Türkiye demokrasisi, batı demokrasisinden farklı olarak lider sultasının her anlamda etkin ve yetkin olduğu bir siyasi geleneğe sahiptir. Aslında bu gelenek tipik Ortadoğu feodal yapı ile batı demokrasisin melez ürünü de denebilir. Zaten Türkiye'yi diğer Ortadoğu diktatörlüklerinden ayıran unsur bu melez yapının (demokrasi + feodal zihniyet) mevcut diktatörü yönetimden alıp başka bir diktatörü yönetime getirebilmesidir. Türkiye'nin bir Mısır, Tunus, Suriye olamayacağının sebebi de Türkiye halklarının önüne konan sandıklardır. Fakat mevcut siyasi partiler kanunu liderin kendi partisi üzerindeki hegemonyasını sürdürmesine kaynaklık etmeye devam etmektedir ve bu liderin değişmesi olağanüstü durumlarda mümkün olmaktadır.    

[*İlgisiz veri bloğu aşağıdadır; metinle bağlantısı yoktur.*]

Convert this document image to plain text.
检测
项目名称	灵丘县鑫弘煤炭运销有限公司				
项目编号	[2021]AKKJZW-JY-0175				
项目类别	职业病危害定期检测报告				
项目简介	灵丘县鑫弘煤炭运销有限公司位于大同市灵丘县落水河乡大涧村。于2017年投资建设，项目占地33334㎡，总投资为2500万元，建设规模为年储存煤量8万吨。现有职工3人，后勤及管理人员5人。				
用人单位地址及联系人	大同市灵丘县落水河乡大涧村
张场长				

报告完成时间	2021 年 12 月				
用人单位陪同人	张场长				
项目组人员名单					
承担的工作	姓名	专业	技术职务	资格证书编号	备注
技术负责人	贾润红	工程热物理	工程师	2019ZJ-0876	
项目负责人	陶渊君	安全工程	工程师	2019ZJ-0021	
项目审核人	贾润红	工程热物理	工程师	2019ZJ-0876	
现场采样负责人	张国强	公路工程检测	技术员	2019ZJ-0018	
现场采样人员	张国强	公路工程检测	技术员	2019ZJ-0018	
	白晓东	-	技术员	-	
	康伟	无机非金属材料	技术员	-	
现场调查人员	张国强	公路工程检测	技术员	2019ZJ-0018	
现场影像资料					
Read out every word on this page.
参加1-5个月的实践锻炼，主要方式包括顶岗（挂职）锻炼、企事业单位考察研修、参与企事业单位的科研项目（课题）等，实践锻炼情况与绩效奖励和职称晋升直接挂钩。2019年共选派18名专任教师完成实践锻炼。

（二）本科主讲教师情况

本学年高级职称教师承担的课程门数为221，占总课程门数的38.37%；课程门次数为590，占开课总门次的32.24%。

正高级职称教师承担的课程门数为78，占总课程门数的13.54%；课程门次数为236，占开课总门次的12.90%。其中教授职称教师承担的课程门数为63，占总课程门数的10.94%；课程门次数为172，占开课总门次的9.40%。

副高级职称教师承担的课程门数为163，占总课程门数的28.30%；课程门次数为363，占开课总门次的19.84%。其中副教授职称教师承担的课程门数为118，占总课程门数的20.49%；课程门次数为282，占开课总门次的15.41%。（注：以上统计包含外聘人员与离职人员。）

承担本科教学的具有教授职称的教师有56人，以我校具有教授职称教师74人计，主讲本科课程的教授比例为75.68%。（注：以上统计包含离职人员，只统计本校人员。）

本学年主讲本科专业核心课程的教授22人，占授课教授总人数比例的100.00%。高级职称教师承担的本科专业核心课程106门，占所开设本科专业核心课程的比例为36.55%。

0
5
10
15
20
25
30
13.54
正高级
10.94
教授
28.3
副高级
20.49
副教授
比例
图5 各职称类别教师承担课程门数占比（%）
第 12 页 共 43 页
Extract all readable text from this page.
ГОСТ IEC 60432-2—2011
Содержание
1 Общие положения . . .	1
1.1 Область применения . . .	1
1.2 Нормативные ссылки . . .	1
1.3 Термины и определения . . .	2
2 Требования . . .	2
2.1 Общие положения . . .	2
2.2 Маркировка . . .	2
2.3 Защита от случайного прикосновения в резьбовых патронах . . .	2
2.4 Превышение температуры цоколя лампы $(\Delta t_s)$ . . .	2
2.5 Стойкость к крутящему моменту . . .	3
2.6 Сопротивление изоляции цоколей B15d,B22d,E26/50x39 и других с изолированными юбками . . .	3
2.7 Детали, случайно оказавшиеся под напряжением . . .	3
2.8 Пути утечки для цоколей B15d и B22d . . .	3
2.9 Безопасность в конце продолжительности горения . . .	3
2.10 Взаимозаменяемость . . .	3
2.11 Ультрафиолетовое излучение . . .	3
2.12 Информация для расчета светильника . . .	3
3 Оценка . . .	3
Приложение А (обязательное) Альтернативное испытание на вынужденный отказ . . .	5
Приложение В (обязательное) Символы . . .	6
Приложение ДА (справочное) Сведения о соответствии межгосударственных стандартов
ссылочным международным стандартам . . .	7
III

BDP de, Türkiye'deki diğer siyasi partiler gibi bir lider partisidir. Diğer partilerden farklı olarak lideri partisini avukat görüşmeleri ile yönetmektedir. Abdullah Öcalan'ın megaloman dünyasına ait fikirciklerin BDP seçmeni tarafından özümsenip bunun sandığa yansıdığını düşünmüyorum. Demokratik özerklik belki kürt sorunun çözümü için önemli bir anahtar olabilir fakat Abdullah Öcalan'ın bu talebinin amacı çıkacağı cezaevinden oturacağı makamın sınırlarını temsil eden idari yapıdır. BDP'nin aldığı oylar devletin geçmişte ve halen yaptığı hataların sandıktaki tepkisidir. Şiddetin hayatın bir parçası olduğu topraklarda büyümüş ve geleceğe dair umudu veya hedefi olmayan yeni Kürt nesli şiddet ortamını körükleyen bir araç haline getirilmiştir. Dolayısıyla BDP kazanındaki suyun fokurdaması bu ateşin olabildiğince harlı olmasını gerektirir. BDP'nin yani Abdullah Öcalan'ın yaptığı budur.

Her 100 Kürt'ten 39 tanesi bu devletin politikalarına duyduğu tepki ve güvensizlikten dolayı BDP'ye oy vermektedir.